I had the same problem in graduate school until I realized that Smalltalk is not designed to be read outside it's IDE.

Most of the problems with that language, rightfully flagged in this article, are not as problematic when the code is read inside it's native environement.

This seems like one of those spots where Smalltalk is a victim of cultural changes that happened around it.

25 years ago, a tight integration between the language and the IDE like that would have sounded great to me. Nowadays, though, it strikes me as a terrible, terrible flaw.

What's changed is the development of a collaborative development across the Internet, and a stronger emphasis on code review. So now, for a great many projects, the most important code reading typically happens outside the code's native environment. It's done in whatever least-common-denominator view you get in your team's code review tool.

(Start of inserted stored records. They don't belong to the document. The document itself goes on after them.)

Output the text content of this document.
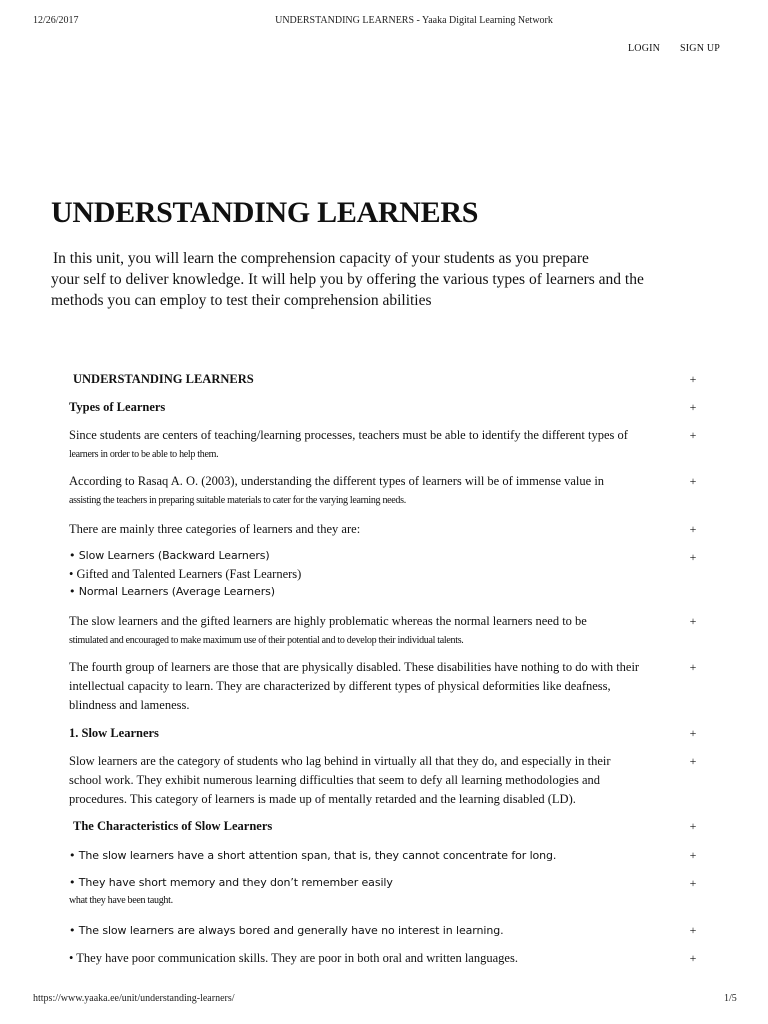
12/26/2017	UNDERSTANDING LEARNERS - Yaaka Digital Learning Network
LOGIN SIGN UP
UNDERSTANDING LEARNERS
In this unit, you will learn the comprehension capacity of your students as you prepare
your self to deliver knowledge. It will help you by offering the various types of learners and the
methods you can employ to test their comprehension abilities
UNDERSTANDING LEARNERS	+
Types of Learners	+
Since students are centers of teaching/learning processes, teachers must be able to identify the different types of
learners in order to be able to help them.
+
According to Rasaq A. O. (2003), understanding the different types of learners will be of immense value in
assisting the teachers in preparing suitable materials to cater for the varying learning needs.
+
There are mainly three categories of learners and they are:	+
• Slow Learners (Backward Learners)
• Gifted and Talented Learners (Fast Learners)
• Normal Learners (Average Learners)
+
The slow learners and the gifted learners are highly problematic whereas the normal learners need to be
stimulated and encouraged to make maximum use of their potential and to develop their individual talents.
+
The fourth group of learners are those that are physically disabled. These disabilities have nothing to do with their
intellectual capacity to learn. They are characterized by different types of physical deformities like deafness,
blindness and lameness.
+
1. Slow Learners	+
Slow learners are the category of students who lag behind in virtually all that they do, and especially in their
school work. They exhibit numerous learning difficulties that seem to defy all learning methodologies and
procedures. This category of learners is made up of mentally retarded and the learning disabled (LD).
+
The Characteristics of Slow Learners	+
• The slow learners have a short attention span, that is, they cannot concentrate for long.	+
• They have short memory and they don’t remember easily
what they have been taught.
+
• The slow learners are always bored and generally have no interest in learning.	+
• They have poor communication skills. They are poor in both oral and written languages.	+
https://www.yaaka.ee/unit/understanding-learners/	1/5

With such powerful computers and networks now, is there really any excuse for the least common denominator view on your team to be bad?

The terrible flaw, to me, sounds like it's the workflow that won't bother installing the right tools for code review. It's not like you're stuck with printouts or something where those tools aren't practical.

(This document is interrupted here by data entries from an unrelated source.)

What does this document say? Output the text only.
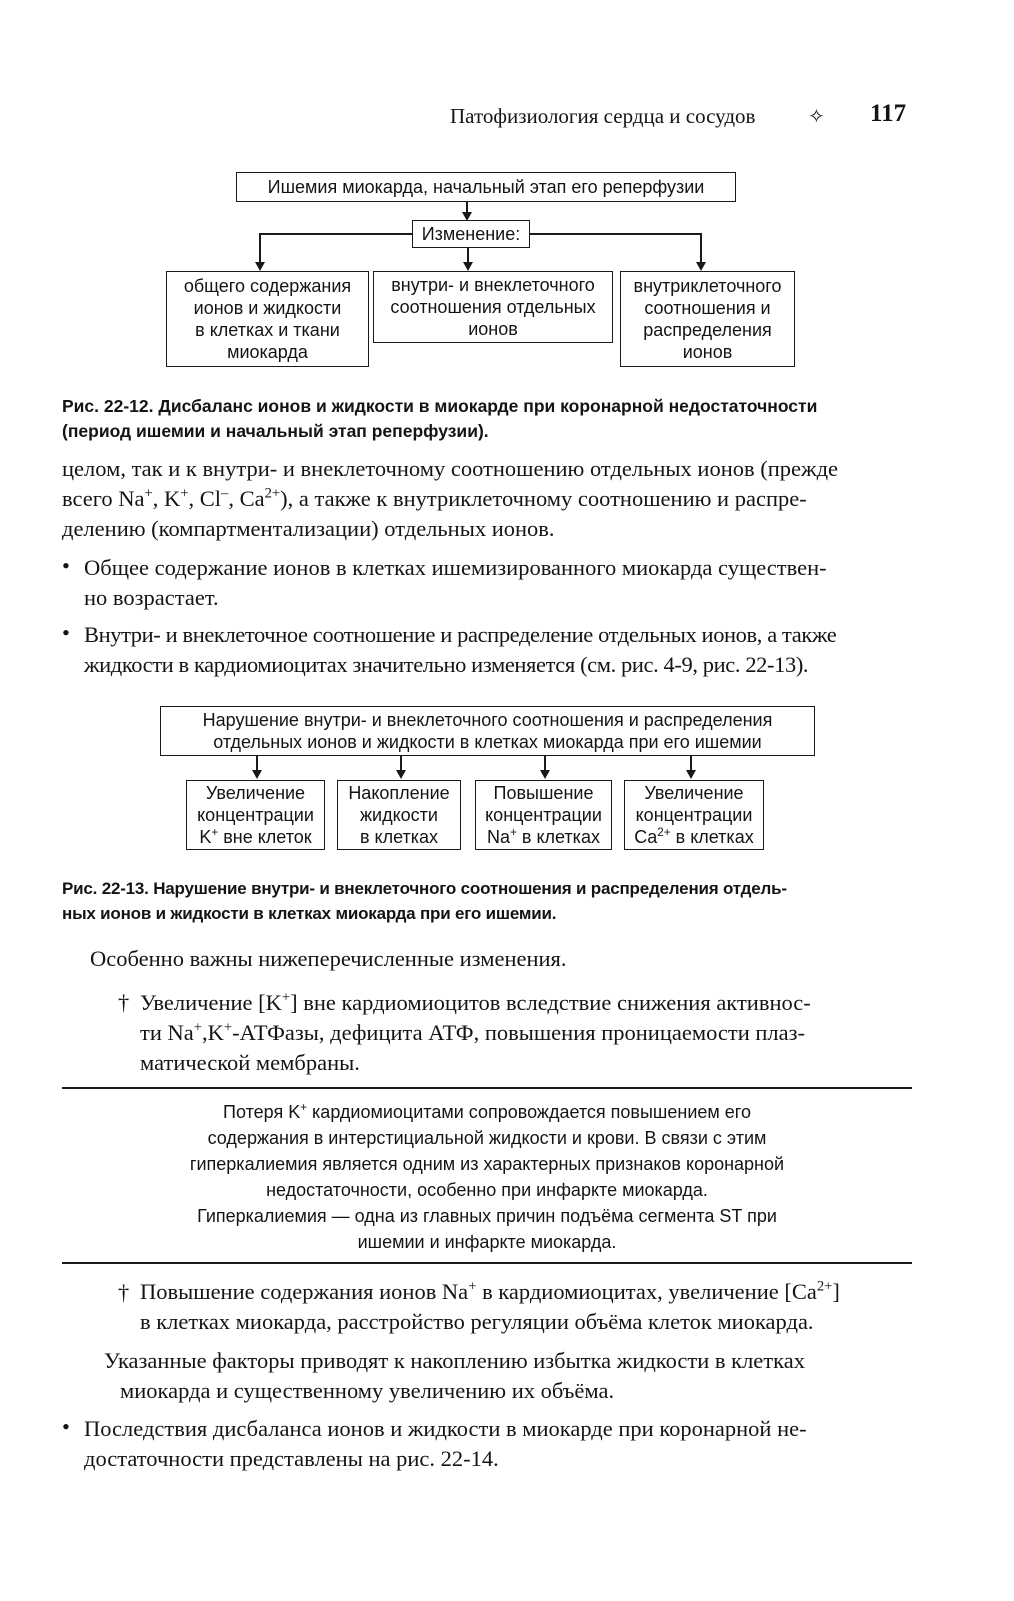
Патофизиология сердца и сосудов	✧ 117
Ишемия миокарда, начальный этап его реперфузии
Изменение:
общего содержания
ионов и жидкости
в клетках и ткани
миокарда
внутри- и внеклеточного
соотношения отдельных
ионов
внутриклеточного
соотношения и
распределения
ионов
Рис. 22-12. Дисбаланс ионов и жидкости в миокарде при коронарной недостаточности
(период ишемии и начальный этап реперфузии).
целом, так и к внутри- и внеклеточному соотношению отдельных ионов (прежде
всего Na+, K+, Cl–, $Ca^{2+}$), а также к внутриклеточному соотношению и распре-
делению (компартментализации) отдельных ионов.
• Общее содержание ионов в клетках ишемизированного миокарда существен-
но возрастает.
• Внутри- и внеклеточное соотношение и распределение отдельных ионов, а также
жидкости в кардиомиоцитах значительно изменяется (см. рис. 4-9, рис. 22-13).
Нарушение внутри- и внеклеточного соотношения и распределения
отдельных ионов и жидкости в клетках миокарда при его ишемии
Увеличение
концентрации
K+ вне клеток
Накопление
жидкости
в клетках
Повышение
концентрации
Na+ в клетках
Увеличение
концентрации
$Ca^{2+}$ в клетках
Рис. 22-13. Нарушение внутри- и внеклеточного соотношения и распределения отдель-
ных ионов и жидкости в клетках миокарда при его ишемии.
Особенно важны нижеперечисленные изменения.
† Увеличение [K+] вне кардиомиоцитов вследствие снижения активнос-
ти Na+,K+-АТФазы, дефицита АТФ, повышения проницаемости плаз-
матической мембраны.
Потеря K+ кардиомиоцитами сопровождается повышением его
содержания в интерстициальной жидкости и крови. В связи с этим
гиперкалиемия является одним из характерных признаков коронарной
недостаточности, особенно при инфаркте миокарда.
Гиперкалиемия — одна из главных причин подъёма сегмента ST при
ишемии и инфаркте миокарда.
† Повышение содержания ионов Na+ в кардиомиоцитах, увеличение $[Ca^{2+}]$
в клетках миокарда, расстройство регуляции объёма клеток миокарда.
Указанные факторы приводят к накоплению избытка жидкости в клетках
миокарда и существенному увеличению их объёма.
• Последствия дисбаланса ионов и жидкости в миокарде при коронарной не-
достаточности представлены на рис. 22-14.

(If the IDEs or editors are lacking things needed for code review, then that's a problem, but it's not a problem inherent to the idea of tight integration.)

How would GitHub or Bitbucket go about "installing" Microsoft's or Apple's proprietary tools on their website?

On Microsoft Github, in a repository such as https://github.com/nodejs/node press `.` (the full stop key) and it will take you away to github.dev, load Microsoft's VS Code in-browser to view and edit code with VS Code plugins and highlighting.

And from there you can use GitHub Codespace to "develop in a cloud-hosted, customizable environment" to run and debug.